Leasing a car rather than buying can mean lower payments, but will your credit score stand in the way?
Customers starting a new lease at the end of 2016 had an average credit score of 720, according to credit bureau Experian. There’s still hope if your score is lower, though: The report said more than one in five new-car leases went to customers with scores between 660 and 501.
Lease requirements vary
Leasing is just another way of financing a car, says Scot Hall, executive vice president of operations for Swapalease, an auto lease marketplace. You’re just buying a portion of the car’s life rather than buying to own.
As with car loans, the best deals go to the people who present the lowest risk that they won’t pay as promised. That’s why the ads say things like “available to well-qualified lessees; higher lease rates apply for lessees with lower credit ratings.”

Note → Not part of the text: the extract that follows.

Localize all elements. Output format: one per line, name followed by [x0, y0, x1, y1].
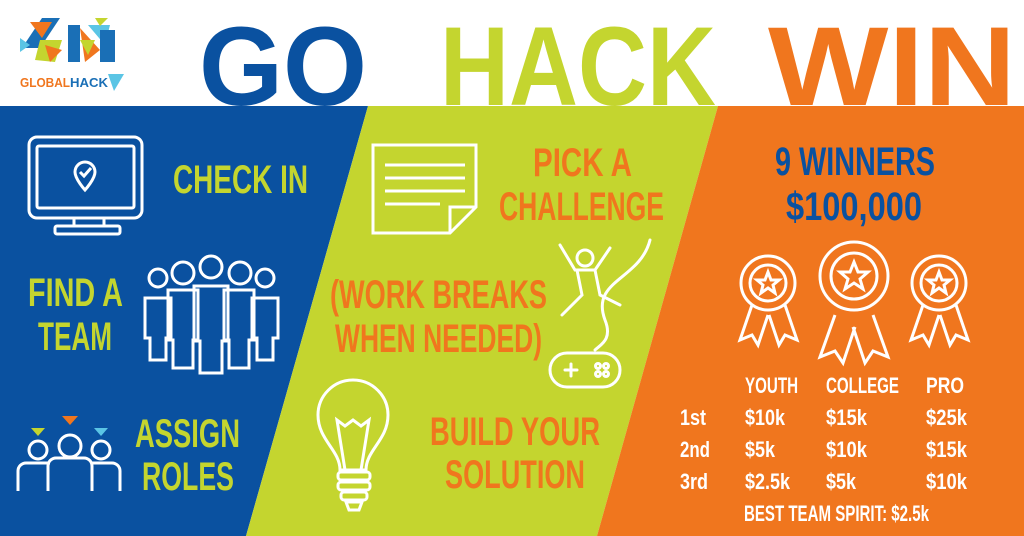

Your credit score figures prominently into whether you get financing, whether it’s a lease or a loan. But the finance office will also look at your income, existing payment obligations and track record for handling debt. Lease requirements vary by automaker, and they change depending on market conditions.
A score of 680 provides a good dividing line for understanding what to expect, Hall and other experts say.

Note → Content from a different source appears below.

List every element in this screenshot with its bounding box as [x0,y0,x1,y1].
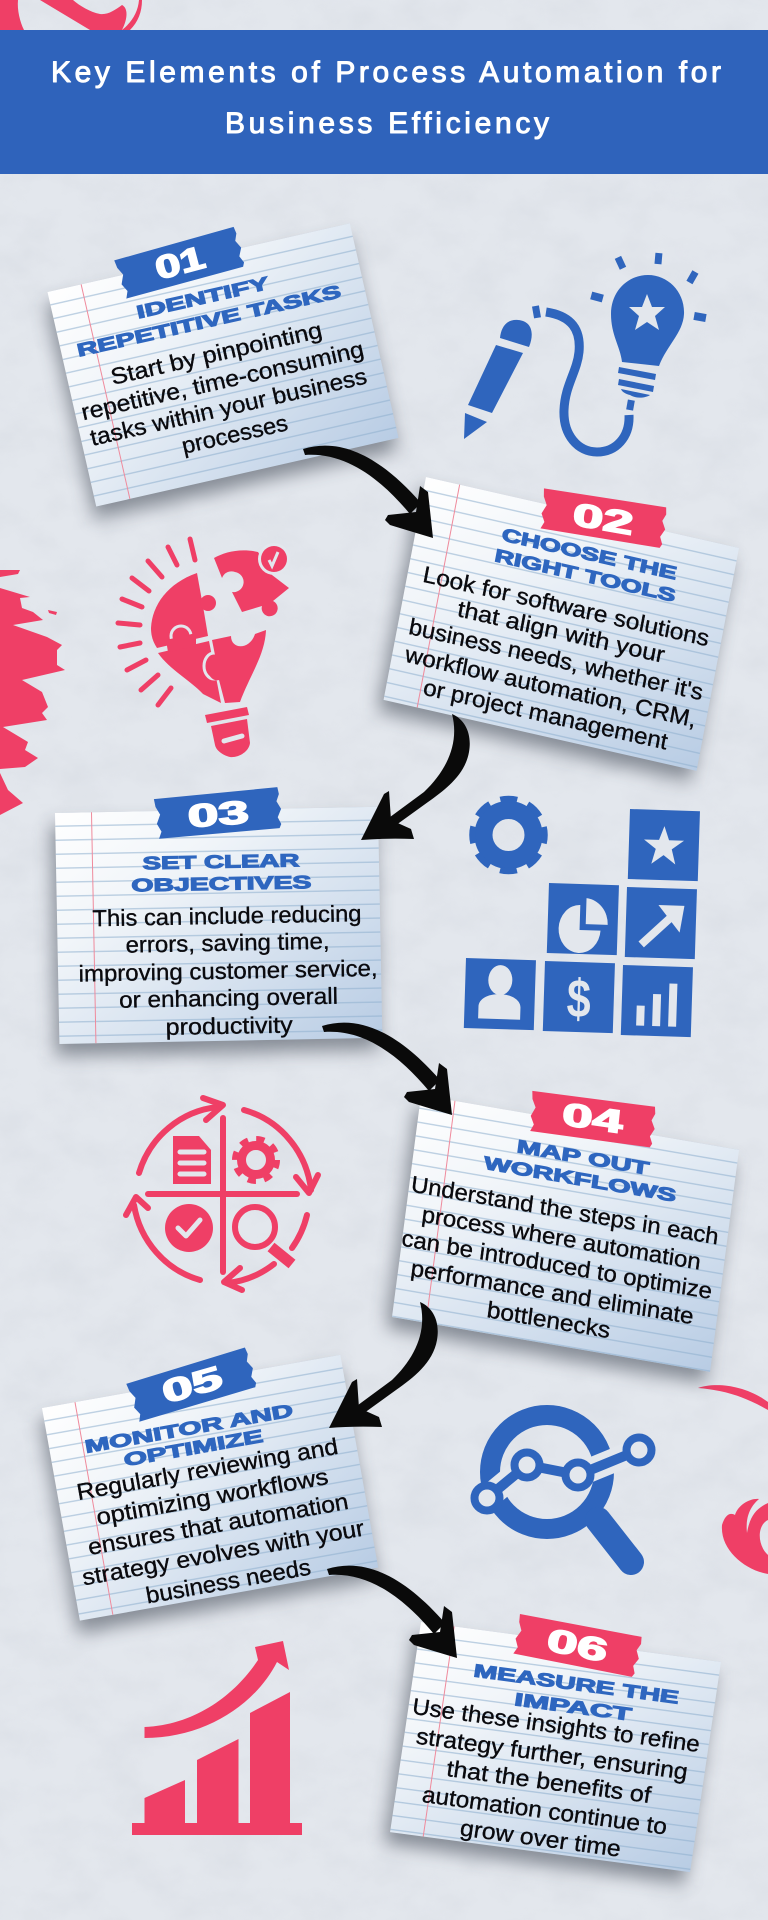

If your credit score is 680 or above
You’re going to find it easy to lease at multiple places and you’re likely to get the attractive deal seen in the ads. When you’re approved to lease, you will likely have room to customize the deal a bit — for instance, asking for $0 down in exchange for higher monthly payments.
You’re likely to get the attractive deal seen in the ads — and have room to customize a bit.
The basic deal offered for a particular make and model is generally uniform across regions, and the lender is typically an arm of the car manufacturer (Toyota Financial Services, for example). You might find some special deals on particular models as you shop for a car lease. If you’re choosing among similar lease deals, pick a dealer with a reputation for good service, advises Matt Jones of automotive shopping site Edmunds.com.
If your credit score is lower than 680
Leasing gets a bit more challenging at lower score levels. You’re likely to have to pay more at signing and you may have to pay more each month, too; Jones says it could be as little as $10 or as much as $125. Still, he says, lease payments are often lower than loan payments to buy the same car.
You’re likely to have to pay more at signing and you may have to pay more each month, too.
You also may not be able to lease precisely the model you wanted under the terms you qualify for. Have a few backup choices you’d be happy with, in case your first pick is out of reach.
Afraid you won’t get the terms you want?
If you’re worried your credit won’t get you the lease terms you want, work on building your score. One quick method: Whittle down high balances on your credit cards to less than 30% of the limit on each — and lower is better. Credit utilization has a big effect on scores, and you can see a change as soon as you lower a balance and the issuer reports it to the credit bureaus.
Other ways to build your credit:
- Pay every bill on time, every time; payment history is the other major influence on your scores
- Check your credit reports for errors that could be lowering your score
- Keep credit accounts open unless there is a compelling reason to close them, like an annual fee
Keep in mind the credit score needed to buy a car has a bit more wiggle room. If leasing doesn’t work out, weigh whether getting a car loan makes sense for your budget.